According to recent press articles, the MiFID II trilogue has agreed on capping dark trading at an arbitrary 4% per venue and 8% overall market share. At the heart of the discussion around dark trading lies the role of transparency in the wider market. While one side claims that transparency is the only thing that can keep fragmented markets efficient, the other side worries about the undue restriction of legitimate and long-standing business practices. Whichever way you look at it, the new rules stand little chance of making either side happy.

Firstly, the thresholds of 4% and 8% seem fairly random, with little empirical evidence to back them up. As Markus Ferber pointed out: “This is an area where no one has any experience because no data is available. It is not that easy to agree on a volume cap if you don’t really know what’s going on.” And if we can’t measure things now, how are we going to measure them in the future?

These thresholds will be written into the Level 1 text. Given that it took European legislators about ten years to review MiFID I and agree on MiFID II, it seems strange that they could so quickly move to set their guestimates in stone for the next decade. Why legislators can’t simply leave it to ESMA to come up with sensible thresholds, specific to instruments or instrument groups, remains a mystery.

Let’s hope that the trilogue hits the bullseye when it comes to dark pool thresholds.
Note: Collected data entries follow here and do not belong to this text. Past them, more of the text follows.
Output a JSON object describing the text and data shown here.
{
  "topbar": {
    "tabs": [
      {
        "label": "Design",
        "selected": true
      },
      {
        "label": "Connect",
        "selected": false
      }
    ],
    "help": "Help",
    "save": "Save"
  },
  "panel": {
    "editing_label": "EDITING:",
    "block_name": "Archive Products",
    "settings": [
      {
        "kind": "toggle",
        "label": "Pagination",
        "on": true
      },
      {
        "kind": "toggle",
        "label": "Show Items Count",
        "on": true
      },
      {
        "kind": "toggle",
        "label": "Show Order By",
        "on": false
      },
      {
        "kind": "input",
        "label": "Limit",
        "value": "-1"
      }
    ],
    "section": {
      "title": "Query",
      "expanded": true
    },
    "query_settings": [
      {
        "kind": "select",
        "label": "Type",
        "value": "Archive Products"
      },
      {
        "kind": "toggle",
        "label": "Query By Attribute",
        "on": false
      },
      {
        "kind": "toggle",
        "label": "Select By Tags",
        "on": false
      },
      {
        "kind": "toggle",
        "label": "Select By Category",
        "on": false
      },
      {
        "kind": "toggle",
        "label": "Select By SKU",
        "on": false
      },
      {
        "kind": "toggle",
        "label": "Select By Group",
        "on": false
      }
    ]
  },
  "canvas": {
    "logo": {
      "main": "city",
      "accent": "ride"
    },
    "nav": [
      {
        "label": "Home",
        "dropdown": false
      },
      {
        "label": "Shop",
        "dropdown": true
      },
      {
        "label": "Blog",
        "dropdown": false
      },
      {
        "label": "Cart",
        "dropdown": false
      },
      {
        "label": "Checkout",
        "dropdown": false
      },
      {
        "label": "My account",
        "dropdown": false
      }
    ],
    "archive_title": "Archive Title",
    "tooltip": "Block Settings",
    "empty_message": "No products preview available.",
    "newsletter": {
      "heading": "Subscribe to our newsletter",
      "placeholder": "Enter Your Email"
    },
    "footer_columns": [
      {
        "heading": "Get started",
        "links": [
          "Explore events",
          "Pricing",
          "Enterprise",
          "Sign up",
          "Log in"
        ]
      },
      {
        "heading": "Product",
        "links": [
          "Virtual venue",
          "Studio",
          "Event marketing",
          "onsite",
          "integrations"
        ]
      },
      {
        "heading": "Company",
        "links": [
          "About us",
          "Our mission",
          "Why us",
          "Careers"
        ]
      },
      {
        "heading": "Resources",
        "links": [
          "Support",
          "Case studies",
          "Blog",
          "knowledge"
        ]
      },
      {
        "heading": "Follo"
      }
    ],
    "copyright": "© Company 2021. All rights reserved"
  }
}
Otherwise, we might find ourselves wishing for MiFID III even before MiFID II is fully implemented.

Comments
One Response to “Hitting the bullseye”
  1. Subhashish Saha says:

    A sacrosanct limit of 4% or 8% on the dark trades can at best be called as an instance of “Looking for a tennis ball under the lamp post”. Here is how I would argue that: The raison d’être for markets is efficient price discovery and all other factors should be viewed in the context of whether it enhances or impedes efficient price discovery. Transparency should also be viewed in the same context. It has been proved beyond reasonable doubt that market liquidity enhances price discovery. Hence the effect of transparency (Both Trade and Quote) on market liquidity has to be seen. The erstwhile Securities Investment Board (SIB) had argued that there is “a tradeoff between liquidity and trade transparency”. The presumed tradeoff arises because knowledge of trades may expose market makers to undue risk as they unwind positions and consequentially “Transparency should be restricted if this is necessary to assure adequate liquidity”. This hypothesis was supported by the seminal research of Bloomfield and O’Hara – “Market Transparency: Who wins and Who looses?”. Thus it is clear that transparency has to be dynamically adjusted to Market liquidity/illiquidity and a sacrosanct limit of 4% or 8% on dark trades may adversely affect the market liquidity and efficient price discovery. A way out of this can be to reverse calculate the transparency variable given the liquidity variable. But that is easier said than done – An interesting theme for research and only then we find our tennis balls.